Mister Condo replies:

A.B., I am sorry that your new rental is looking less than ideal. The reality is you are a new tenant and a new member of this close-knit community. They have already shown you some of their quirks and you may or may not fit in with this group of folks. The good news is that you will know in short order if you will want to stay there more than 12 months. If you enjoy your experience, you’re good to go. If you find it unenjoyable, there is no need to renew your lease. If you let your landlord know you aren’t planning on renewing your lease and that you are even willing to leave the lease early, your landlord can begin marketing the unit sooner and may find a renter to replace you before your lease ends, which sounds to me like that is what you want. If you voluntarily break your lease without your landlord’s agreement, you may still be on the hook for your rent and lose your security deposit. That isn’t what you want. My advice is to give it a try. If it doesn’t work out, try working with your landlord to end your lease early. If that doesn’t work out, don’t renew your lease and hope for a better group of neighbors next time. Good luck!

Apartment to Condo; Now Back to Apartment

N.P. from Illinois writes:

Dear Mister Condo,

We bought a condo in 2010 in a large apartment complex that was going condo right when the recession hit. It was an investment and we rent it out. Not many condos were sold, the prices never dropped in the recession. Even now many (not sure how many) of the units are still rented out by the developer. Now we have received a letter saying that the developer wants to buy back our unit and NOT be a condo development. The letter is friendly, and says nothing about what happens if we don’t want to sell. We’ve had one tenant in there this entire time (with different roommates) and been very happy with this investment. Do you know what the laws are regarding this situation?

Mister Condo replies:

N.P., dissolution of condominiums varies from state to state. Just as when the project filed to become a condo, a new filing will be made to dissolve it. I am not familiar with the specifics of Illinois law regarding the dissolution of a condo but I imagine it is similar to other states. Typically, unless court ordered (which happens when an association fails or defaults), a petitioner sends in the required paperwork to dissolve the association. There is usually a majority or full 100% agreement required by all with an interest in the association. That can include mortgage holders as well as unit owners. This is a very legal action and you will most certainly wish to hire an attorney to guide you.

I found this link on dissolution of non-profit corporations in your state to be of use: http://www.ilga.gov/legislation/ilcs/ilcs4.asp?DocName=080501050HArt%2E+12&ActID=2280&ChapterID=65&SeqStart=10900000&SeqEnd=12900000

I can see where the developer wants to stop the bleeding and the polite letter was likely an opening attempt to gauge your interest.
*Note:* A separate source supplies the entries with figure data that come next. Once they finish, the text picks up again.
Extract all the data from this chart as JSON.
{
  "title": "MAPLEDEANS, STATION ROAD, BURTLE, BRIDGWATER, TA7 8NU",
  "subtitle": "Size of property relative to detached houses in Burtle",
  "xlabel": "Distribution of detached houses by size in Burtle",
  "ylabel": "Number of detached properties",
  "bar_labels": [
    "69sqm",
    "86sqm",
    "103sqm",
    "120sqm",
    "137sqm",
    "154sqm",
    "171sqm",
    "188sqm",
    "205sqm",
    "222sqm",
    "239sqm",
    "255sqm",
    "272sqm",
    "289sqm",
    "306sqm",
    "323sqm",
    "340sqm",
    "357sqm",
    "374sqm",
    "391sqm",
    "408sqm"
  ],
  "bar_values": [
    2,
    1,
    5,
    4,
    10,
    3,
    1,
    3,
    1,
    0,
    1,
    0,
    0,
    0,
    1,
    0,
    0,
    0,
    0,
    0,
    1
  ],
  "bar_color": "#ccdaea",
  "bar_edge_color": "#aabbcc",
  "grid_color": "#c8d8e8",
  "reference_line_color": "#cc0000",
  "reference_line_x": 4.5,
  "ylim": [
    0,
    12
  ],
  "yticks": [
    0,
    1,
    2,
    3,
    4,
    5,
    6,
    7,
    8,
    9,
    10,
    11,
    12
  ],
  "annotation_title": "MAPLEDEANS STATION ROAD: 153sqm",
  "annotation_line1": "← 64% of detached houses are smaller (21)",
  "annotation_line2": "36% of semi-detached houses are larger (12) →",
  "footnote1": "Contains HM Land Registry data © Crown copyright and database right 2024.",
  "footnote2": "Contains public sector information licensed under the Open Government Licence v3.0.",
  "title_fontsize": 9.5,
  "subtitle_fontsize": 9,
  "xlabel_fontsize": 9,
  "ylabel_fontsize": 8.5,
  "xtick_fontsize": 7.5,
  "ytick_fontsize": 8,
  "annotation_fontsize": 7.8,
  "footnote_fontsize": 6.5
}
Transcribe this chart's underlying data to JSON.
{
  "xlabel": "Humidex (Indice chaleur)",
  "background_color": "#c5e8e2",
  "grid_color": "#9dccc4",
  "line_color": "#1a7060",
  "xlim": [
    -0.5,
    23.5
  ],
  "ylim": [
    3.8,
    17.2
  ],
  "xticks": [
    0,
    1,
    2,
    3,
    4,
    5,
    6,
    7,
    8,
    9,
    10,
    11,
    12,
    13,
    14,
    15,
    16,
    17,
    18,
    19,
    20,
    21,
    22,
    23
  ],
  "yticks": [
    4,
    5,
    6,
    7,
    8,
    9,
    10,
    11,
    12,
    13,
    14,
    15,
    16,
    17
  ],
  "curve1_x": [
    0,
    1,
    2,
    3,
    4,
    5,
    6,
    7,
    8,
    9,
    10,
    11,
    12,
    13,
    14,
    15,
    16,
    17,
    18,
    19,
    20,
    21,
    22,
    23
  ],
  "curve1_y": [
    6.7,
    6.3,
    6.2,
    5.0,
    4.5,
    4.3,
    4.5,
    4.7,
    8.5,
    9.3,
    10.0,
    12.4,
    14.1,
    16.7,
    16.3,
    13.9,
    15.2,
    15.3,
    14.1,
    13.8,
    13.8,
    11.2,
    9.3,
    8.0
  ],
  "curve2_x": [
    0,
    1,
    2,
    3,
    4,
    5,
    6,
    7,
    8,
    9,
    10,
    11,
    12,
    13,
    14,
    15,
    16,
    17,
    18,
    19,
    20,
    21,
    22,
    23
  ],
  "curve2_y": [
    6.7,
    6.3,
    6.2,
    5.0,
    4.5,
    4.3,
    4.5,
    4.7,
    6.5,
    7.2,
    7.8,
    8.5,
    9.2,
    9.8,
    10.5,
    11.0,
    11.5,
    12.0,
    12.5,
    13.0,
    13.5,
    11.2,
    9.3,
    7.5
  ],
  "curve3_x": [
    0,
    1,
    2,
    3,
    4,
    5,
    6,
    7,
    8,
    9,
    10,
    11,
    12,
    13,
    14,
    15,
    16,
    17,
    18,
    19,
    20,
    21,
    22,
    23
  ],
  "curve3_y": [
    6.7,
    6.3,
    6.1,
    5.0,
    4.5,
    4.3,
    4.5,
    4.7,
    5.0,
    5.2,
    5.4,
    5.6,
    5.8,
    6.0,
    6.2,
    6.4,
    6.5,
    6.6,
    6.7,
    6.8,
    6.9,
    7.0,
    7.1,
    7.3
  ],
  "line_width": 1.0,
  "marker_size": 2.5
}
The reality is that if there are many unsold units in the condo, it may fail due to lack of funds from common fees to pay expenses. If that happens, you could see a creditor sue the association and have a judge dissolve the association or put it in receivership. You don’t want that as that could be quite costly for all involved. If the developer wants to convert back to apartments, you should look into how best to protect your investment. It is likely that a smooth transition could actually help you out in the long run. Good luck!